Les personnes complimentées reçoivent ensuite des notifications « flammes ». L’algorithme de l’application est en principe conçu pour une visibilité équitable de tous les élèves, histoire de ne laisser personne sur la touche et (surtout) de ne pas tomber dans l’injonction d’attirer l’attention à tout prix pour être socialement validé. Vos amis sont prévenus que quelqu'un - ils ne savent pas qui - leur a fait un compliment. Et c'est limité à cette simple fonction, il n'y a ni messages privés ni commentaires. La clé du succès : la gentillesse et la bienveillance.

L'autre point fort de Gas : une interaction uniquement entre membres qui se connaissent dans la vraie vie, ce qui procure une meilleure sécurité (les concepteurs affirment d'ailleurs qu'ils peuvent repérer grâce à cela de faux comptes malveillants).

Rachetée mi-janvier par la messagerie instantanée à succès Discord, Gas vit en fait sa deuxième vie. Son fondateur Nikita Bier, un ancien de Facebook et Meta, avait déjà tenté un autre concept similaire cinq ans plus tôt intitulé TBH – abréviation de “To Be Honest”. Facebook l’avait alors racheté et fermé. Alors, Gas fera-t-il mieux et tiendra-t-il sur la distance ? Tous les éléments sont réunis pour que la réponse soit oui. Pour le moment, pas encore de date annoncée pour un potentiel lancement en Europe, mais le service compte déjà plus de 5 millions d’adeptes aux Etats-Unis.

Gas doit aussi son succès à son statut d’OVNI. C’est à ce jour l’unique réseau social qui mise sur la bienveillance et le positivisme, et dont l’objectif est d’augmenter l’estime de soi.

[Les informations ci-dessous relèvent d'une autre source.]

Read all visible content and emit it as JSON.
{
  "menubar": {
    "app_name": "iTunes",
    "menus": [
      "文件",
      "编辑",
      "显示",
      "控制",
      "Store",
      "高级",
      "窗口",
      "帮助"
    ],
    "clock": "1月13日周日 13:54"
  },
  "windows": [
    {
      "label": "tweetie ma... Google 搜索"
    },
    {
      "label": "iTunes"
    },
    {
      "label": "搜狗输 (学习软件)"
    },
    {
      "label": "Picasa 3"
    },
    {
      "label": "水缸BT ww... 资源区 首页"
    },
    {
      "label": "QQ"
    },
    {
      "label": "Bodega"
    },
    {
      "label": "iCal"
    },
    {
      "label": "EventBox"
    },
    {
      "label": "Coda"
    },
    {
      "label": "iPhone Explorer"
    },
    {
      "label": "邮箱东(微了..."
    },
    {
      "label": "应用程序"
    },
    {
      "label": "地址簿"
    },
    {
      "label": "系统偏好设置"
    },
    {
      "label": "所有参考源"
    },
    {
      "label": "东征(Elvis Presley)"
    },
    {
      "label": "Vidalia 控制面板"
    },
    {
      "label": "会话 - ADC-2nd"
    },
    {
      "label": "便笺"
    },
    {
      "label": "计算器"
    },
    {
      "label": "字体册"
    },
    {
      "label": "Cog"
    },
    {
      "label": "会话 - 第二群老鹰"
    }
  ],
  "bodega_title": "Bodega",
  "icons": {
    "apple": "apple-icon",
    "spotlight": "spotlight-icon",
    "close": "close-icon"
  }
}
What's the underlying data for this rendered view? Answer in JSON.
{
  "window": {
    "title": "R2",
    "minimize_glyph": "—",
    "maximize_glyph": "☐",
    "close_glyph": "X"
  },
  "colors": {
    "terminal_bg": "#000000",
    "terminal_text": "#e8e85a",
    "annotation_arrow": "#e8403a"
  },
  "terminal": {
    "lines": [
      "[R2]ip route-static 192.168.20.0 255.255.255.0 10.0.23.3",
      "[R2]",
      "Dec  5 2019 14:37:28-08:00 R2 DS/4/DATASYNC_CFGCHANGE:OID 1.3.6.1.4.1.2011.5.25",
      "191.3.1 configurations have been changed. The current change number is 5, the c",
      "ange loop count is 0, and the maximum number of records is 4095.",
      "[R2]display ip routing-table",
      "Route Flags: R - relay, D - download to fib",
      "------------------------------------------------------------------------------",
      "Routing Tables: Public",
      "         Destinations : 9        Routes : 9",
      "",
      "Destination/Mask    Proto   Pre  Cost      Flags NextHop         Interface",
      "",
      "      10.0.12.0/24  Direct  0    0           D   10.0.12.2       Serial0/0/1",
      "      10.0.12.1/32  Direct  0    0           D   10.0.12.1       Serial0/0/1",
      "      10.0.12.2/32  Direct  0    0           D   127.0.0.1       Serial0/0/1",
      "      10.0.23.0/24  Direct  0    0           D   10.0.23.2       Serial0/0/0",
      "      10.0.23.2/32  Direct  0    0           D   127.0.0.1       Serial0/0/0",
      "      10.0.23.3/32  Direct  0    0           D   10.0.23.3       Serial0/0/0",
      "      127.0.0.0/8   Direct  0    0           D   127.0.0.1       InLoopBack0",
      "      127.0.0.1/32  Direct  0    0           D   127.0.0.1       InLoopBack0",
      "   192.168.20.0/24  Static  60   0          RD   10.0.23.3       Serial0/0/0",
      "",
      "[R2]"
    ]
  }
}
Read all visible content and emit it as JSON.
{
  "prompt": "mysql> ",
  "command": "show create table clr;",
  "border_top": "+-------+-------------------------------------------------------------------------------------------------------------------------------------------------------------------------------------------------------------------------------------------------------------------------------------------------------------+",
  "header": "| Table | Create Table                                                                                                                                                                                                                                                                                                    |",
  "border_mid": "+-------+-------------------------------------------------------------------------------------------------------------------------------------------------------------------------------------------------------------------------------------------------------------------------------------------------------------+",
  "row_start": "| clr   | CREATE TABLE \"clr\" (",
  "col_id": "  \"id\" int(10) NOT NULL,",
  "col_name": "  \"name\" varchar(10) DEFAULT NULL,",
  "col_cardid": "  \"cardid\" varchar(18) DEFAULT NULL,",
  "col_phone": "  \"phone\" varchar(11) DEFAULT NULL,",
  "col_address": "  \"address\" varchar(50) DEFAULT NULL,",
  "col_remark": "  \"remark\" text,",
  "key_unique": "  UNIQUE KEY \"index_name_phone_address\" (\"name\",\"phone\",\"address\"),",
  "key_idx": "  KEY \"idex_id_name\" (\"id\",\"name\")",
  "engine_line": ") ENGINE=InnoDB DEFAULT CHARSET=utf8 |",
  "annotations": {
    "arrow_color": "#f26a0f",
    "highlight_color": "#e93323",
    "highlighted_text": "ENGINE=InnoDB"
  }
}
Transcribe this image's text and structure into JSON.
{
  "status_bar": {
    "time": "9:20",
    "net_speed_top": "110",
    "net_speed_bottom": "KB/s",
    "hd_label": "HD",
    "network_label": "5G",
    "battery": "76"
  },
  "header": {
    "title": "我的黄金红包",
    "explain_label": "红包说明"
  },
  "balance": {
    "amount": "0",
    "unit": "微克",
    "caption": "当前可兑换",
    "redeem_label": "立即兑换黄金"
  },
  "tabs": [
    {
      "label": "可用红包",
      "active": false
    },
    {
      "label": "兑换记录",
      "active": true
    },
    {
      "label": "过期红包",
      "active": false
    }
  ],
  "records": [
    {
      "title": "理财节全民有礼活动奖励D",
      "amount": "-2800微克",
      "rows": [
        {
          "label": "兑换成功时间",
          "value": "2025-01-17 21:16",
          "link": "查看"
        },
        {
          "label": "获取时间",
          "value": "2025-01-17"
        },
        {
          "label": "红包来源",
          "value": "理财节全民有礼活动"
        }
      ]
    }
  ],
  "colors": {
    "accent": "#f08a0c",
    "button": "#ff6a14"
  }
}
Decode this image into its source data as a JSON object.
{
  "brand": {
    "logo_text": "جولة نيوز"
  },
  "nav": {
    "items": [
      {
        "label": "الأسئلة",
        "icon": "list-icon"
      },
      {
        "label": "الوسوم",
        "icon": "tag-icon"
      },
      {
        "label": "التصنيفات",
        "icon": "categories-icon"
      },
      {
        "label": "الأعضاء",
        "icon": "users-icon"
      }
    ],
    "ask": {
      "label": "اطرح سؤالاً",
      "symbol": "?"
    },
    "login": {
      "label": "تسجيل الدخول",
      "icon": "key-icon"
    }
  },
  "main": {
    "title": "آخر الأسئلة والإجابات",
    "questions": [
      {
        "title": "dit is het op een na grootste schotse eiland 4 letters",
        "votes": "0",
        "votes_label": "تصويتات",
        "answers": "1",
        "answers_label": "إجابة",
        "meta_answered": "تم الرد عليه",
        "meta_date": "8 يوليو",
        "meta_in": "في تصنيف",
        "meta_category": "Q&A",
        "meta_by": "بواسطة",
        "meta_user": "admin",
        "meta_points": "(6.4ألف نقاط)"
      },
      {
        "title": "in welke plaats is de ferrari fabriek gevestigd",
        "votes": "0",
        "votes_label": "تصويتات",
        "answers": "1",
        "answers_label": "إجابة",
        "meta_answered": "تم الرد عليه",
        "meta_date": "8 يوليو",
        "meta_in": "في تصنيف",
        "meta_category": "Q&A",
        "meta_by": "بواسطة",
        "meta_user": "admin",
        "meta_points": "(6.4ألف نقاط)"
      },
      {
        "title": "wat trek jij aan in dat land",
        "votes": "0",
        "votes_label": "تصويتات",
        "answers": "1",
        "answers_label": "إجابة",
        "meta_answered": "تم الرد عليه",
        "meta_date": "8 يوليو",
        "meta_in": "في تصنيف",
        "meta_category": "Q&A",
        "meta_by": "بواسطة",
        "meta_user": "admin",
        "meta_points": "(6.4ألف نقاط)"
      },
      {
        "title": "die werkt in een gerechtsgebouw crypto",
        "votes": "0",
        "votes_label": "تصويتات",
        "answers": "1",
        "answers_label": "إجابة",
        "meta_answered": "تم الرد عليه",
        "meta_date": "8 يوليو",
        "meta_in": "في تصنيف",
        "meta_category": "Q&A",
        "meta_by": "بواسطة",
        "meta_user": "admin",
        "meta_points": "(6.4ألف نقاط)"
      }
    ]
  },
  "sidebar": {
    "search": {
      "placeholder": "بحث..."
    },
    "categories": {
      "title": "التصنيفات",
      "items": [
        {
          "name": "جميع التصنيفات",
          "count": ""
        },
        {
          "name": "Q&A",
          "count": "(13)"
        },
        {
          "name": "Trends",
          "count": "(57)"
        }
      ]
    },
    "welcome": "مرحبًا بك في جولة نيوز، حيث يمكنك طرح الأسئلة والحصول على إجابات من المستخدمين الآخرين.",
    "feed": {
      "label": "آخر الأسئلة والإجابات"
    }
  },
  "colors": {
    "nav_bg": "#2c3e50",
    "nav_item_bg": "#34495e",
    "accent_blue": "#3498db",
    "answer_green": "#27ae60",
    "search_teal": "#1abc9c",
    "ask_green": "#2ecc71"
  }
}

Et cela change des réseaux sociaux actuels. Les études alertant sur l’influence néfaste de ceux-ci se multiplient, notamment chez les jeunes, qui seraient extrêmement sensibles aux commentaires en ligne. Ils auraient une mauvaise image de leur corps, mais aussi et plus globalement d’eux-mêmes.

L’idée d’axer une appli communautaire sur le compliment est donc essentielle (nécessaire ?) dans une ère dominée par les interactions en ligne – 85% des jeunes issu.es de la Gen Z en France utilisent les réseaux sociaux à des fins ludiques, et surtout pour discuter avec leurs “amis” .

Lorsqu’il ne s’articule pas dans une “positive toxicity”, cette injonction à être cool, beau, sympa dans n’importe quelle situation, le compliment serait nécessaire à notre bien-être : selon de récentes études, la reconnaissance et la mise en valeur est augmenter le bien-être. En des temps de “name and shame de campagnes de harcèlement et d’humiliations en ligne, le compliment opère un tour de force en s’imposant dans nos usages comme une nécessité physiologique et politique.

Le compliment renforcerait la confiance en soi mais aussi la confiance en l'autre, et ses bienfaits sont considérables que ce soit au travail, en famille, entre amis, et même envers des inconnus. Ce serait, par exemple, en soulignant les bons comportements qu'on serait capable de mieux accepter la critique et de s'investir davantage. Le compliment a d’ailleurs sa journée mondiale, le 1er mars de chaque année depuis 2003, à l’initiative des Pays-bas, avec pour but d’en faire la journée la plus positive de l’année.

Le positivisme clé du bonheur ? S’il en fait partie, en Finlande, élu en 2022 (et pour la 5ème année consécutive), pays le plus heureux du monde (la France occupe la 21ème place), il semblerait que ce soit surtout la satisfaction de ce que l’on possède et de ce que l’on est qui soit essentiel. C’est-à-dire, refuser toute injonction à la positivité normative. La Finlande fait aussi partie des 23 pays classés qui sont dirigés par une femme. Ceux-ci “ont eu tendance à favoriser les politiques qui visaient le bien-être général”, estiment de nombreuses études scientifiques.